Ginette Neveu, Dinu Lipatti, Emmanuel Feuermann, Guido Cantelli. Quatre destins tragiques. Morts avant de vieillir. Pourquoi eux ? Ils avaient tout compris avant tout le monde. Neveu et Cantelli sont morts dans un accident d’avion. Filons la métaphore : arrêtés en plein vol… Cantelli était italien. Né en 1920, disparu en 1956. Il venait de diriger le Requiem de Verdi à Londres. Ses enregistrements sont peu nombreux. Alors, quand sort un inédit, forcément, on se jette dessus. Cette symphonie de Mendelssohn lui va si bien : l’Italienne. Musique au sang chaud que Toscanini dirigeait à une allure vertigineuse. Cantelli n’est pas si loin de son maître mais, malgré sa jeunesse, sait rester plus sage. Notamment dans les mouvements extrêmes, il parvient à contenir l’explosion. Tout se passe sous les jupes des filles…
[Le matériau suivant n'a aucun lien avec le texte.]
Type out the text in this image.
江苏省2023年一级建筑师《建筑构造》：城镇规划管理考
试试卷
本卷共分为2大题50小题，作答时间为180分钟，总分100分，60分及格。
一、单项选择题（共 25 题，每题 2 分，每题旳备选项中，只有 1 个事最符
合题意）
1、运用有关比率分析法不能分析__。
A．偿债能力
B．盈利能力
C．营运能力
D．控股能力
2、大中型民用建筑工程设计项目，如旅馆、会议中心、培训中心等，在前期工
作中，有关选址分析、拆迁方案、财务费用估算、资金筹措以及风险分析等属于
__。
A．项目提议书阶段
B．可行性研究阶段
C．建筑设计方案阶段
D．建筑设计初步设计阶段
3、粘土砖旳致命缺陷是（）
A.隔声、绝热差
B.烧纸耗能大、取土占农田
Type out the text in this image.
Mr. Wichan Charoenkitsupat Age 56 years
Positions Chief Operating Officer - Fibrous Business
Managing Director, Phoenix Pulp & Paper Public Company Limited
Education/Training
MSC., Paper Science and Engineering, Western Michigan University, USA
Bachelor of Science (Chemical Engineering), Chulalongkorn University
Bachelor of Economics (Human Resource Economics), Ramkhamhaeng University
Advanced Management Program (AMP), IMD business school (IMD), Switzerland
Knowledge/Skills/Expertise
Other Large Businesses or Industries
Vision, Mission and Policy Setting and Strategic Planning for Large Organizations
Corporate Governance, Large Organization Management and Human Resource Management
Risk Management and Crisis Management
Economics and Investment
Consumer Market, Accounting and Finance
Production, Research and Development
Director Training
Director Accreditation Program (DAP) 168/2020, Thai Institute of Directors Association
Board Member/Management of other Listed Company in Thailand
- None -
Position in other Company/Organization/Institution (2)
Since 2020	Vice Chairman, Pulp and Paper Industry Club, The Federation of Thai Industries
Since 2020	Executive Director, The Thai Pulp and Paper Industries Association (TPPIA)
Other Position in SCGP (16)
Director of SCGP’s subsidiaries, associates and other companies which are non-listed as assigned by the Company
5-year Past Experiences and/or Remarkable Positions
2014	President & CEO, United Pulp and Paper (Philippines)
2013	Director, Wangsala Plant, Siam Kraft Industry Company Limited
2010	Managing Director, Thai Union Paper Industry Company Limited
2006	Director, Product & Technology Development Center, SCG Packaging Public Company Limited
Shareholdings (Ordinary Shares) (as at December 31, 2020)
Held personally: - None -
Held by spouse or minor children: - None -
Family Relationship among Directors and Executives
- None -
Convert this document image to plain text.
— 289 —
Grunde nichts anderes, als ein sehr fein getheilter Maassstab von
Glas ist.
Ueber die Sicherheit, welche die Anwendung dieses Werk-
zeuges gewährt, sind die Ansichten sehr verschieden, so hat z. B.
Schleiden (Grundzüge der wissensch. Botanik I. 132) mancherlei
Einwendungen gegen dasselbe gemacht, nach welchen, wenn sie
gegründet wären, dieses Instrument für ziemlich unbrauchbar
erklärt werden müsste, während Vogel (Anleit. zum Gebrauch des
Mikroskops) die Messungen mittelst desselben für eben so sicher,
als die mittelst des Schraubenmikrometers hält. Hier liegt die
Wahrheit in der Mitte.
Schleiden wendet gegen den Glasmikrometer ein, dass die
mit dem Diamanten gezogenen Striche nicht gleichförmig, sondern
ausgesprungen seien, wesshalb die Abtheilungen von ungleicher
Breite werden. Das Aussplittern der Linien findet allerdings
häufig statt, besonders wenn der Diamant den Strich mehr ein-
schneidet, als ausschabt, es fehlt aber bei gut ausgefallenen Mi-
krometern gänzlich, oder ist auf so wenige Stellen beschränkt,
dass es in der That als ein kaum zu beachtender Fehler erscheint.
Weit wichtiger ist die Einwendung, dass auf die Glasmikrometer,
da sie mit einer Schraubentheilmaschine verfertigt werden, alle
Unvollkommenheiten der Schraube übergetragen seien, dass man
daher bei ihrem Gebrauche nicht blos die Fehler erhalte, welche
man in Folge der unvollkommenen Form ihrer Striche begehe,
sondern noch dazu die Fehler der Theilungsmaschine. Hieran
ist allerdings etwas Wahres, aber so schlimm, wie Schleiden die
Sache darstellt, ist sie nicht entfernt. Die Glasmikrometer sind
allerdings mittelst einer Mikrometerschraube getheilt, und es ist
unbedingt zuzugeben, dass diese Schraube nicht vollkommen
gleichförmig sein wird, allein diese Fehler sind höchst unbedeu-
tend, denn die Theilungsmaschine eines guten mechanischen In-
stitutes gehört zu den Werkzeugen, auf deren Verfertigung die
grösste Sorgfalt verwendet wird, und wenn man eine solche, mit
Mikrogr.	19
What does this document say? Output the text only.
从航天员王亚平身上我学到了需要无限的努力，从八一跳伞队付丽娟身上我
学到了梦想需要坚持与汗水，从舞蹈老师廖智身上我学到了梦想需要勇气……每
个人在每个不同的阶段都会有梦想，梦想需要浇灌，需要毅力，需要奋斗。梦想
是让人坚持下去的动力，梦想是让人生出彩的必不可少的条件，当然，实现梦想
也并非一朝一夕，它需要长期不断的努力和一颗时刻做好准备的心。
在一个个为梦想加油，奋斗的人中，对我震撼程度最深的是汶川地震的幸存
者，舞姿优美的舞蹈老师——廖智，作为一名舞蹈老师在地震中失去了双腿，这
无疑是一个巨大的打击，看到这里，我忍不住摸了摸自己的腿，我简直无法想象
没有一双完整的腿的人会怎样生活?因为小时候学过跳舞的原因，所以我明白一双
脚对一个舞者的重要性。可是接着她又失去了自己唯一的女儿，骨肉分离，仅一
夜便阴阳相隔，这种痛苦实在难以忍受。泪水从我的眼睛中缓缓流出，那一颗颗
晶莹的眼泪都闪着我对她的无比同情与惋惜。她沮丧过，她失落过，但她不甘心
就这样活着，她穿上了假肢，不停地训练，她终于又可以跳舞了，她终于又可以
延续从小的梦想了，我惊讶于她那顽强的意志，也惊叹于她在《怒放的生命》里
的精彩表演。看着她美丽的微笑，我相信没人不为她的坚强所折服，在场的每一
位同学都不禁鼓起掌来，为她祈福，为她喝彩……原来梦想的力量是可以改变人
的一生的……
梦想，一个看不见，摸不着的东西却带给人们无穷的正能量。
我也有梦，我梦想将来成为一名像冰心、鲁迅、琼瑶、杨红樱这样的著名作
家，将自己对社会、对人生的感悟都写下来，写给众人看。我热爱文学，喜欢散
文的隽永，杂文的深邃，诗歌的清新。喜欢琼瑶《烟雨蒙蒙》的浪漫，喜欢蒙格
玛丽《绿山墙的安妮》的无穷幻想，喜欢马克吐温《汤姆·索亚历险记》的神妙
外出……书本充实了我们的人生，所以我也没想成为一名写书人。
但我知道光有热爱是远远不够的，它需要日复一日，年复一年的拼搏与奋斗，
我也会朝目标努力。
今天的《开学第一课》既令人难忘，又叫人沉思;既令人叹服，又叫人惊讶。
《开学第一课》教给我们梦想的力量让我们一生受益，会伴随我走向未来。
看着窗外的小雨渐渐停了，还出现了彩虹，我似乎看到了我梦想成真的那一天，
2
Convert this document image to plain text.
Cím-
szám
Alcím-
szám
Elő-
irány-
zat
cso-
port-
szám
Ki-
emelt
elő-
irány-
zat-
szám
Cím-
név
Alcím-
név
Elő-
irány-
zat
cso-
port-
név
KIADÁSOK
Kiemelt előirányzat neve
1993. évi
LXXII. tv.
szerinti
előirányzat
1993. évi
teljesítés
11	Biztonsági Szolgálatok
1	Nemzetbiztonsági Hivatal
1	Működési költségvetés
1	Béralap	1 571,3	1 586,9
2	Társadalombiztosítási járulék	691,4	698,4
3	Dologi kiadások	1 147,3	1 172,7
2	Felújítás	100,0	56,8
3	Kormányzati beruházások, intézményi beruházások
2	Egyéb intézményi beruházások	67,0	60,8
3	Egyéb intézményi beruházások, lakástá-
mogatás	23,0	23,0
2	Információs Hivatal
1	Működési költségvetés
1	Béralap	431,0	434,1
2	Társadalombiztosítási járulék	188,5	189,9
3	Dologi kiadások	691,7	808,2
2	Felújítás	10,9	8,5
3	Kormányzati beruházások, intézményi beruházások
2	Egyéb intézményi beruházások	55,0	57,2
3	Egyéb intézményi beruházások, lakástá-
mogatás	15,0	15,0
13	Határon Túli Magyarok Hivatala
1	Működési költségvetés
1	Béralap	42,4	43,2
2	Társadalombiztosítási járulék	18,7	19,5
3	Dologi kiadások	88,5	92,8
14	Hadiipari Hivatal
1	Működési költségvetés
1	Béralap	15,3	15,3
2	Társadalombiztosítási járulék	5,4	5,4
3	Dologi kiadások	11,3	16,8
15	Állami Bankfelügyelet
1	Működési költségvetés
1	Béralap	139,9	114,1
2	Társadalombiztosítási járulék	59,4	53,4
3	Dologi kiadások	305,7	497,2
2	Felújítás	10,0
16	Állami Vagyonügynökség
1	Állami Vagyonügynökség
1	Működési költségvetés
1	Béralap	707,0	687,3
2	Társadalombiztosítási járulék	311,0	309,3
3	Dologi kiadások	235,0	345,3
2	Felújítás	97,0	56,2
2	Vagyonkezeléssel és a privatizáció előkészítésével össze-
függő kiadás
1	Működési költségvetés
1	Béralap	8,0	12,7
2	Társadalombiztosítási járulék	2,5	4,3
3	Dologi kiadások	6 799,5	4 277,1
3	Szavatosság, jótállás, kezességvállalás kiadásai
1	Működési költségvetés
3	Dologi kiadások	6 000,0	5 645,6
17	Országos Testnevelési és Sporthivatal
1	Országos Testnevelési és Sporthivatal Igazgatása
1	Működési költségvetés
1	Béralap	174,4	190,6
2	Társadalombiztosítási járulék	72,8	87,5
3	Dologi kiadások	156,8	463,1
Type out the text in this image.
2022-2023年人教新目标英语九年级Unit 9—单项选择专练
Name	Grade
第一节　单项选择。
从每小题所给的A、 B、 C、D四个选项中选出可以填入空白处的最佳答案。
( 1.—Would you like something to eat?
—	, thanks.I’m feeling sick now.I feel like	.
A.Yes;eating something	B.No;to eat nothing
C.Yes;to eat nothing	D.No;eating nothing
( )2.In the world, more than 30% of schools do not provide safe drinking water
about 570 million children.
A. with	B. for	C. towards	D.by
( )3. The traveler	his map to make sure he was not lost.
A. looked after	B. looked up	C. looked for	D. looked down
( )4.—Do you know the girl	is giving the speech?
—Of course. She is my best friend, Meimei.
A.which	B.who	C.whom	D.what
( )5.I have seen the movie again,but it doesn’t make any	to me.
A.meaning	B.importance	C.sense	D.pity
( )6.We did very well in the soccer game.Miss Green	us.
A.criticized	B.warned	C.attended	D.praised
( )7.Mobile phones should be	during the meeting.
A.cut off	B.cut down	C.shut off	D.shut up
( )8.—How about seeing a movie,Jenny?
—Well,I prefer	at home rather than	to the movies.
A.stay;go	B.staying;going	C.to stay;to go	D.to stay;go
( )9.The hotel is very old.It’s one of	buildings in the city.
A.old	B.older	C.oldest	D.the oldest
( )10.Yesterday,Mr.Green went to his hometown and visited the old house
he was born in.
Par ailleurs dans les deux mouvements centraux, il joue avec la simplicité. Des bois aussi clairs que possible, des cordes denses et chaleureuses. On est bien loin du préfabriqué des orchestres allemands. Certes Klemperer a laissé une version magistrale mais c’était à la tête de l’Orchestre philharmonique de Londres, formation anglaise s’il en est, comme le Philharmonia Orchestra. Cantelli le magicien respectueux. La transparence et la dynamique de ses interprétations (écoutez aussi la 4e symphonie de Schumann parue chez EMI) provoquent l’urgence : musique imprévisible et évolutive. Il ne maîtrise pas parfaitement toutes les lignes (la prise de son mono dans Mendelssohn est tout à fait correcte mais écrase parfois un peu l’espace) comme Klemperer. Il ne s’agit pas de la version définitive mais d’une des versions les plus pures de la discographie, juste équilibre entre Toscanini et Klemperer pour parler des enregistrements contemporains.
La 3e symphonie de Brahms, enregistrée en 1955, n’est pas une nouveauté. Elle a déjà été éditée chez EMI (avec Schumann en complément) il y a quelques années. C’est d’ailleurs une des interprétations de Cantelli les plus connues. Que rajouter de plus ? Parlons du 3e mouvement. Tout le monde le connaît. Gainsbourg l’a utilisé dans Baby alone in Babylone. Cantelli est loin au-dessus. Est-ce un chant du cygne ? La musique est triste, hélas ! et je pleure… Cantelli évite tous les écueils. Il est facile de s’y complaire. Ecoutez Karajan et son gros son, Bernstein et son pathos envahissant. Il y a ici quelque chose d’éternellement jeune ; de la franchise avant tout. La vigueur de son 4e mouvement est un régal. Droit et fier, Cantelli est intransigeant et honnête. Là aussi on n’y trouve pas la profondeur toute germanique et historique qu’y mettait Fürtwangler. Mais que tout cela est beau… ce sont toujours les meilleurs qui partent les premiers.